Pore-scale experimental investigation of the remaining oil formation in water-wet, mixed-wet and oil-wet sandstone samples

Abstract

The constant injection rate core-flooding experiments were conducted on three sandstone samples with the almost similar physical properties and the wettabilities are water-wet (WW), mixed-wet (MW) and oil-wet (OW) respectively. Using in-situ 4D X-ray micro-tomography, we investigated the impact of wettability on pore-scale distribution of fluids in core plugs under similar flow conditions. We systematically study pore-scale displacement sequences, remaining oil saturation as well as the size distribution and morphology of its disconnected clusters (droplets) to explain the observed remaining oil formation process during brine injection. For the WW sandstone (contact angle θ = 47 ± 8°), the brine will tend to imbibe into any small- or medium-sized pores, leaving disconnected oil droplets in the center of larger pores. The number of oil clusters (droplets) increase in WW sandstone but decrease sharply in MW sandstone during 50 PV of brine flooding.
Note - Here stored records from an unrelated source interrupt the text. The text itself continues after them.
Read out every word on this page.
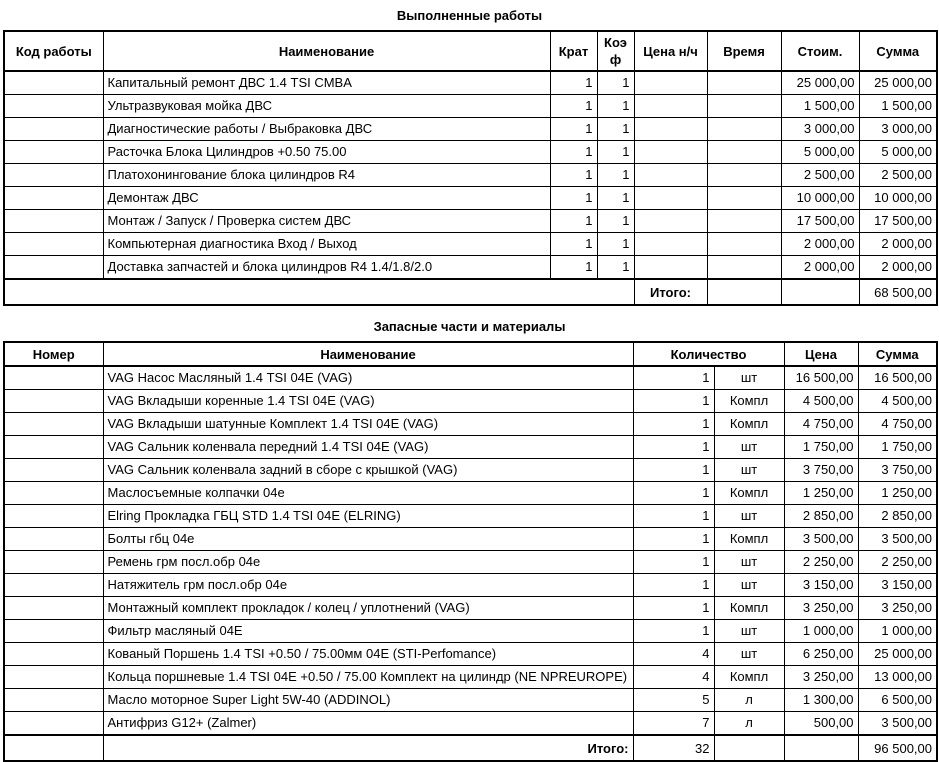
Выполненные работы
Код работы	Наименование	Крат	Коэф	Цена н/ч	Время	Стоим.	Сумма
	Капитальный ремонт ДВС 1.4 TSI CMBA	1	1			25 000,00	25 000,00
	Ультразвуковая мойка ДВС	1	1			1 500,00	1 500,00
	Диагностические работы / Выбраковка ДВС	1	1			3 000,00	3 000,00
	Расточка Блока Цилиндров +0.50 75.00	1	1			5 000,00	5 000,00
	Платохонингование блока цилиндров R4	1	1			2 500,00	2 500,00
	Демонтаж ДВС	1	1			10 000,00	10 000,00
	Монтаж / Запуск / Проверка систем ДВС	1	1			17 500,00	17 500,00
	Компьютерная диагностика Вход / Выход	1	1			2 000,00	2 000,00
	Доставка запчастей и блока цилиндров R4 1.4/1.8/2.0	1	1			2 000,00	2 000,00
				Итого:			68 500,00
Запасные части и материалы
Номер	Наименование	Количество		Цена	Сумма
	VAG Насос Масляный 1.4 TSI 04E (VAG)	1	шт	16 500,00	16 500,00
	VAG Вкладыши коренные 1.4 TSI 04E (VAG)	1	Компл	4 500,00	4 500,00
	VAG Вкладыши шатунные Комплект 1.4 TSI 04E (VAG)	1	Компл	4 750,00	4 750,00
	VAG Сальник коленвала передний 1.4 TSI 04E (VAG)	1	шт	1 750,00	1 750,00
	VAG Сальник коленвала задний в сборе с крышкой (VAG)	1	шт	3 750,00	3 750,00
	Маслосъемные колпачки 04e	1	Компл	1 250,00	1 250,00
	Elring Прокладка ГБЦ STD 1.4 TSI 04E (ELRING)	1	шт	2 850,00	2 850,00
	Болты гбц 04e	1	Компл	3 500,00	3 500,00
	Ремень грм посл.обр 04e	1	шт	2 250,00	2 250,00
	Натяжитель грм посл.обр 04e	1	шт	3 150,00	3 150,00
	Монтажный комплект прокладок / колец / уплотнений (VAG)	1	Компл	3 250,00	3 250,00
	Фильтр масляный 04E	1	шт	1 000,00	1 000,00
	Кованый Поршень 1.4 TSI +0.50 / 75.00мм 04E (STI-Perfomance)	4	шт	6 250,00	25 000,00
	Кольца поршневые 1.4 TSI 04E +0.50 / 75.00 Комплект на цилиндр (NE NPREUROPE)	4	Компл	3 250,00	13 000,00
	Масло моторное Super Light 5W-40 (ADDINOL)	5	л	1 300,00	6 500,00
	Антифриз G12+ (Zalmer)	7	л	500,00	3 500,00
	Итого:	32			96 500,00
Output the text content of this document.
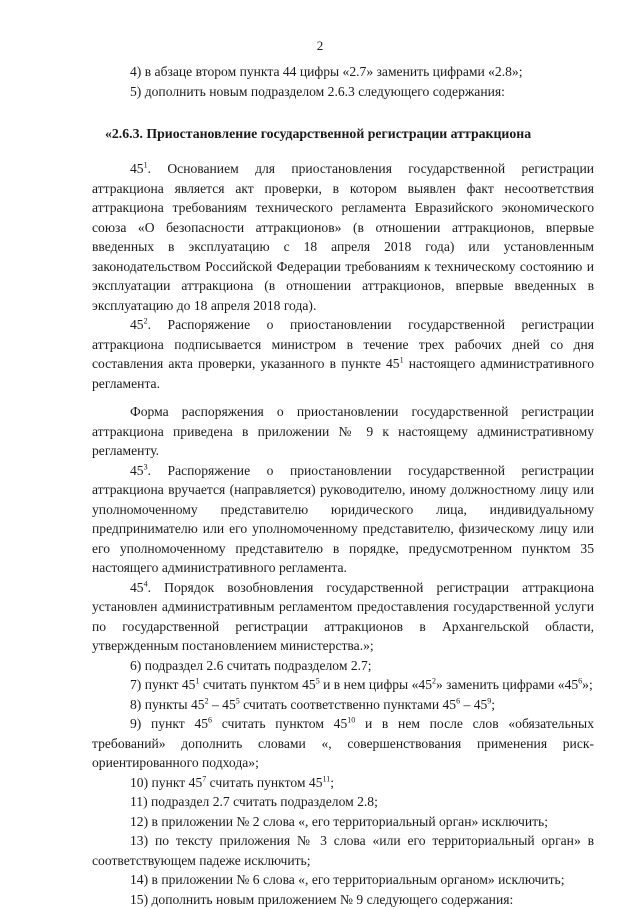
2

4) в абзаце втором пункта 44 цифры «2.7» заменить цифрами «2.8»;

5) дополнить новым подразделом 2.6.3 следующего содержания:

«2.6.3. Приостановление государственной регистрации аттракциона

$45^1$. Основанием для приостановления государственной регистрации аттракциона является акт проверки, в котором выявлен факт несоответствия аттракциона требованиям технического регламента Евразийского экономического союза «О безопасности аттракционов» (в отношении аттракционов, впервые введенных в эксплуатацию с 18 апреля 2018 года) или установленным законодательством Российской Федерации требованиям к техническому состоянию и эксплуатации аттракциона (в отношении аттракционов, впервые введенных в эксплуатацию до 18 апреля 2018 года).

$45^2$. Распоряжение о приостановлении государственной регистрации аттракциона подписывается министром в течение трех рабочих дней со дня составления акта проверки, указанного в пункте $45^1$ настоящего административного регламента.

Форма распоряжения о приостановлении государственной регистрации аттракциона приведена в приложении № 9 к настоящему административному регламенту.

$45^3$. Распоряжение о приостановлении государственной регистрации аттракциона вручается (направляется) руководителю, иному должностному лицу или уполномоченному представителю юридического лица, индивидуальному предпринимателю или его уполномоченному представителю, физическому лицу или его уполномоченному представителю в порядке, предусмотренном пунктом 35 настоящего административного регламента.

$45^4$. Порядок возобновления государственной регистрации аттракциона установлен административным регламентом предоставления государственной услуги по государственной регистрации аттракционов в Архангельской области, утвержденным постановлением министерства.»;

6) подраздел 2.6 считать подразделом 2.7;

7) пункт $45^1$ считать пунктом $45^5$ и в нем цифры «$45^2$» заменить цифрами «$45^6$»;

8) пункты $45^2 - 45^5$ считать соответственно пунктами $45^6 - 45^9$;

9) пункт $45^6$ считать пунктом $45^{10}$ и в нем после слов «обязательных требований» дополнить словами «, совершенствования применения риск-ориентированного подхода»;

10) пункт $45^7$ считать пунктом $45^{11}$;

11) подраздел 2.7 считать подразделом 2.8;

12) в приложении № 2 слова «, его территориальный орган» исключить;

13) по тексту приложения № 3 слова «или его территориальный орган» в соответствующем падеже исключить;

14) в приложении № 6 слова «, его территориальным органом» исключить;

15) дополнить новым приложением № 9 следующего содержания:
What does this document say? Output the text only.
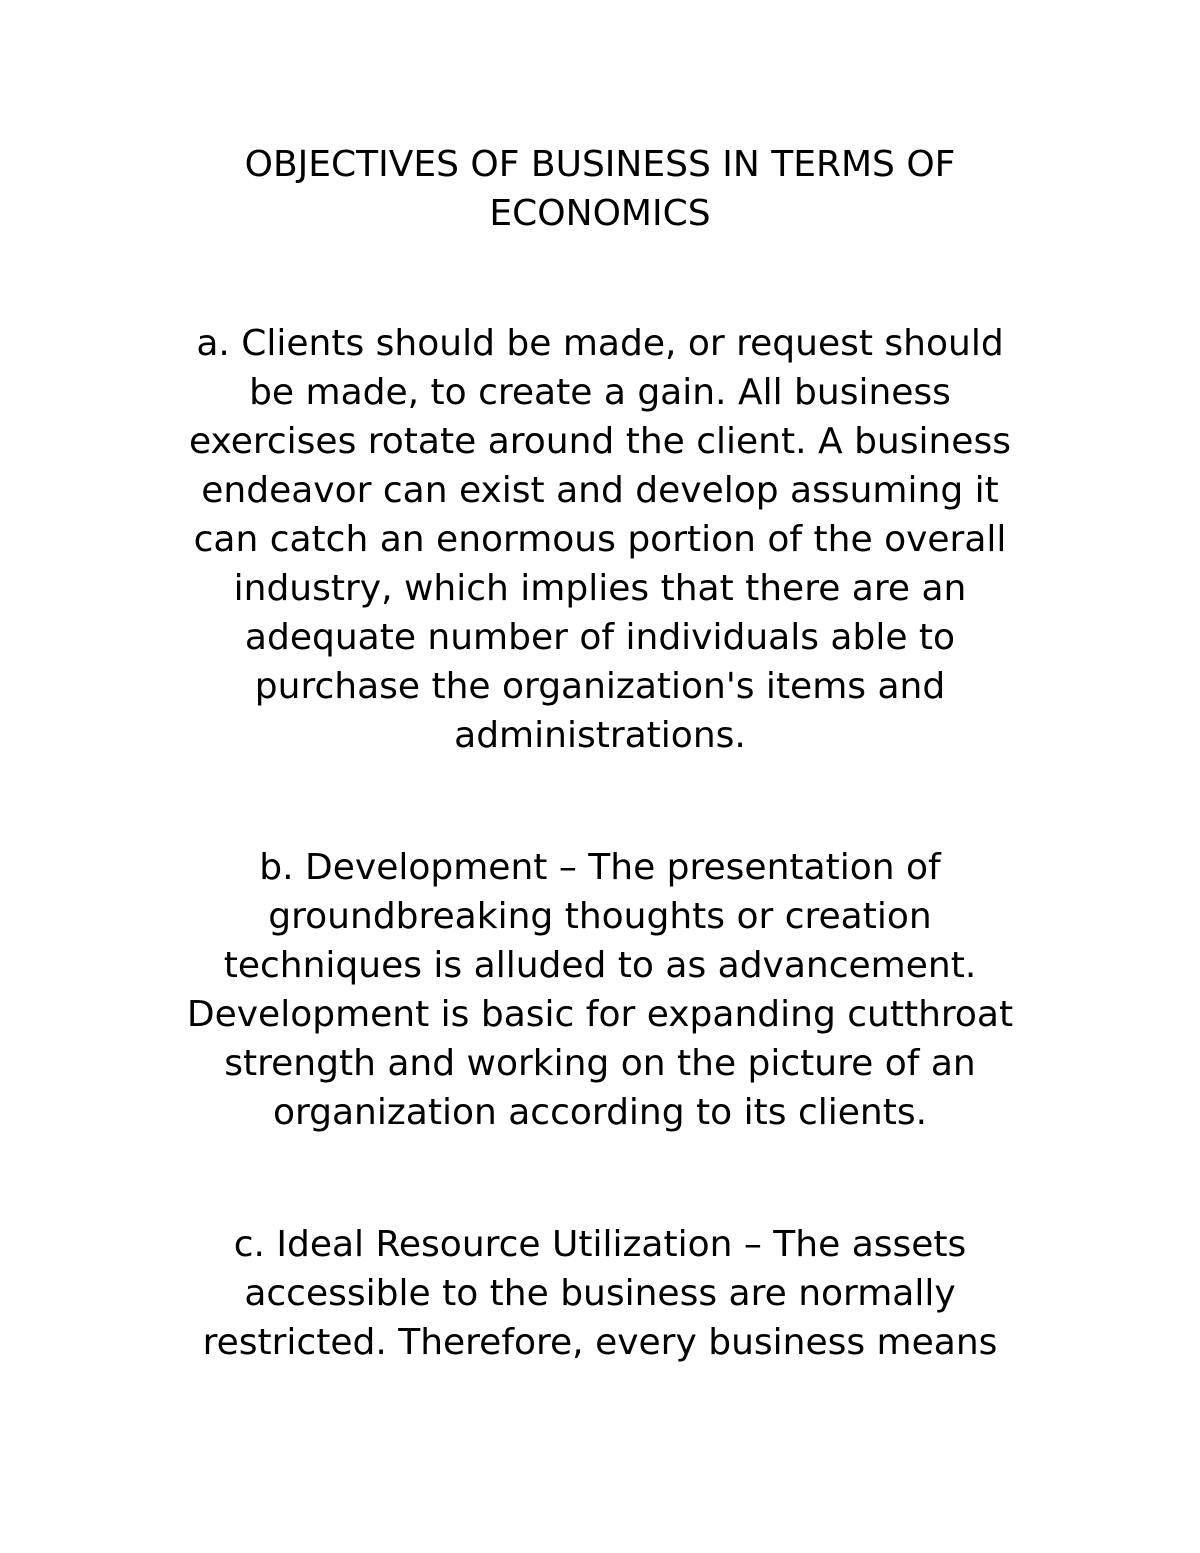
OBJECTIVES OF BUSINESS IN TERMS OF
ECONOMICS

a. Clients should be made, or request should
be made, to create a gain. All business
exercises rotate around the client. A business
endeavor can exist and develop assuming it
can catch an enormous portion of the overall
industry, which implies that there are an
adequate number of individuals able to
purchase the organization's items and
administrations.

b. Development – The presentation of
groundbreaking thoughts or creation
techniques is alluded to as advancement.
Development is basic for expanding cutthroat
strength and working on the picture of an
organization according to its clients.

c. Ideal Resource Utilization – The assets
accessible to the business are normally
restricted. Therefore, every business means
Brine tends to invade the water-wet pore spaces in MW condition (θ = 87 ± 30°), some of the brine-filled pores may be reoccupied by disconnected oil droplets during the subsequent brine injection which resulted in the highest remaining oil saturation. For the case of a OW sandstone (θ = 150 ± 10°), the remaining oil could be trapped in the smaller pore corners or attached to the pore surface as connected thin films. We observed that the ultimate oil recovery in OW sandstone (86.1%) is larger than that obtained in the WW (72.2%) and MW (38.8%) sandstone samples. Finally, the results show that a large amount of water flooding can significantly change the pore fluid distribution, resulting in higher oil recovery.